The project will source 80 per cent of materials and services indigenously, he said. The refinery will produce diesel and petrol meeting Bharat Stage VI standards, and 6 per cent of the crude processed will go into making petrochemicals. “We have kept margins to increase petrochemical production,” he added.
Chennai Petroleum holds over six acres of land, and another 6.58 acres of land is in advanced stages of acquisition, Vaidya said, adding that the firm expects to obtain the land rights by March. Product evacuation from the refinery will take place via two existing pipelines in the region and jetties, utilising the port-based location of the refinery.
Vaidya indicated that funding for the project will come mainly from debt. “Our debt-to-equity ratio is quite healthy at 0.6621. We have the appetite for raising debt,” he said.
Apart from debt, both Indian Oil and Chennai Petroleum will put in 25 per cent of the equity portion each, and a financial or strategic partner will meet the balance equity , said Sandeep Kumar Gupta, director, finance, Indian Oil. The National Iranian Oil Company subsidiary will remain involved in the project through the minority stake that it owns in Chennai Petroleum, he added.
Q3 profit zooms
For the October-December quarter, Indian Oil’s net profit rose to ₹4,917 crore, growing 210 per cent compared to the same period in the previous financial year. Vaidya credited inventory gains and higher petrochemical margins for this bottom-line performance. Additionally, the firm was helped by exchange rate fluctuation and improvement in interest costs, Gupta said.

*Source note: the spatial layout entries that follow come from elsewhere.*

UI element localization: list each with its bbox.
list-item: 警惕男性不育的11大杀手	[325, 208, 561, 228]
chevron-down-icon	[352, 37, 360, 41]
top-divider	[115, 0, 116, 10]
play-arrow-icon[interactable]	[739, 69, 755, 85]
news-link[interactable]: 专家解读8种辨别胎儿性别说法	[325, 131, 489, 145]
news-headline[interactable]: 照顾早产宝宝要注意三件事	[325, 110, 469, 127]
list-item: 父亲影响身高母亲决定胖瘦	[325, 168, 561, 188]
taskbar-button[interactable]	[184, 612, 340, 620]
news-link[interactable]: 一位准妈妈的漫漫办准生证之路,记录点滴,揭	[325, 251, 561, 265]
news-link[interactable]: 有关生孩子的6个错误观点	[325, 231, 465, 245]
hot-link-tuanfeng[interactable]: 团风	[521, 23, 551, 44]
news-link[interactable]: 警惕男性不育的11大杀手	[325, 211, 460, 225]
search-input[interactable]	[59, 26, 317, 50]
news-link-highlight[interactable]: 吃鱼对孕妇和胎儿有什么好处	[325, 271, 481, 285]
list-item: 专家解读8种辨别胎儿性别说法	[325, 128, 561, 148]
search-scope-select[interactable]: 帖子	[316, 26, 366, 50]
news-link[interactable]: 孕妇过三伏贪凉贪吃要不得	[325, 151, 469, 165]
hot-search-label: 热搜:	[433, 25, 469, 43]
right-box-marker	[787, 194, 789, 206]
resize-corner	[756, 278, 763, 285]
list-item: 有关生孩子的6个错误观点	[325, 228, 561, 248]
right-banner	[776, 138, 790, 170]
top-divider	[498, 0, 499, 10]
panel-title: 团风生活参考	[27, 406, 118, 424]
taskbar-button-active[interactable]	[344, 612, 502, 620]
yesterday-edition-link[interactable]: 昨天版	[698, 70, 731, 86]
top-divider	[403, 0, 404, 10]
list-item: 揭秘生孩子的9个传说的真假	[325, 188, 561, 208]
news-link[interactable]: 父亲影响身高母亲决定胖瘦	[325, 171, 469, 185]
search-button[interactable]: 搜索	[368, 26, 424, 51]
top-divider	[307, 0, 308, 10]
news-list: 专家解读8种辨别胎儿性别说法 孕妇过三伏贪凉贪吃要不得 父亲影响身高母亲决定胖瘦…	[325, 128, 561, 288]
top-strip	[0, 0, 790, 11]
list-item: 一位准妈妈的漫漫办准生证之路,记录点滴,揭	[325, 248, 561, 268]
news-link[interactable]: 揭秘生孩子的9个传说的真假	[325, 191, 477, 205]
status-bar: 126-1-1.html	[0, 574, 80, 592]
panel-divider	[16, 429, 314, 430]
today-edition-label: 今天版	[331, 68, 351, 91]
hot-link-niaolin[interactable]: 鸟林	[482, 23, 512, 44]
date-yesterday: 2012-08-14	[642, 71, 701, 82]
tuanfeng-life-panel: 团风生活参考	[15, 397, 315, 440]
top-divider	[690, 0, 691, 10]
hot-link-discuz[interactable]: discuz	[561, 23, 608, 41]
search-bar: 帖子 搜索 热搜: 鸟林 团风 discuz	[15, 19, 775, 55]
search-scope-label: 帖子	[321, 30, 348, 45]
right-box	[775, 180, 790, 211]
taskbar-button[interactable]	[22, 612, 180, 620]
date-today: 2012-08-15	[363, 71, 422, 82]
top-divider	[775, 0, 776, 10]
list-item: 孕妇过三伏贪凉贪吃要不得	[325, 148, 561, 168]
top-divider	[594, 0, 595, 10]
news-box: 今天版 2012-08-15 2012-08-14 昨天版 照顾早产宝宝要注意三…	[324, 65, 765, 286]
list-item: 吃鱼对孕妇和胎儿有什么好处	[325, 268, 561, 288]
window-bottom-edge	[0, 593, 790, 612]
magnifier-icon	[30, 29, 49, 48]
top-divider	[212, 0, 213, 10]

The board has declared an interim dividend of ₹7.5 per share.
The revenue from the operations during the third quarter stood at ₹1.48 lakh crore. Indian Oil refineries operated at 100% capacity in the third quarter, Vaidya said. Except for ATF, the production has almost reached pre-Covid levels for all other products, he said.
At $2.19 per barrel, gross refining margin improved from the previous quarter but is still about half of $4.09 per barrel -- the level it was during the same period in the last financial year.
Vaidya said he expects diesel consumption in the fourth quarter of the ongoing financial quarter to grow yearly.
In the financial year 2022, fuel consumption will grow beyond the financial year 2020 (which reflects pre-Covid levels), he added, crediting the optimism around vaccines.
Amid oil-producing nations' decision to cut supply, Vaidya said the firm will continue sourcing crude through a mix of term and spot contracts.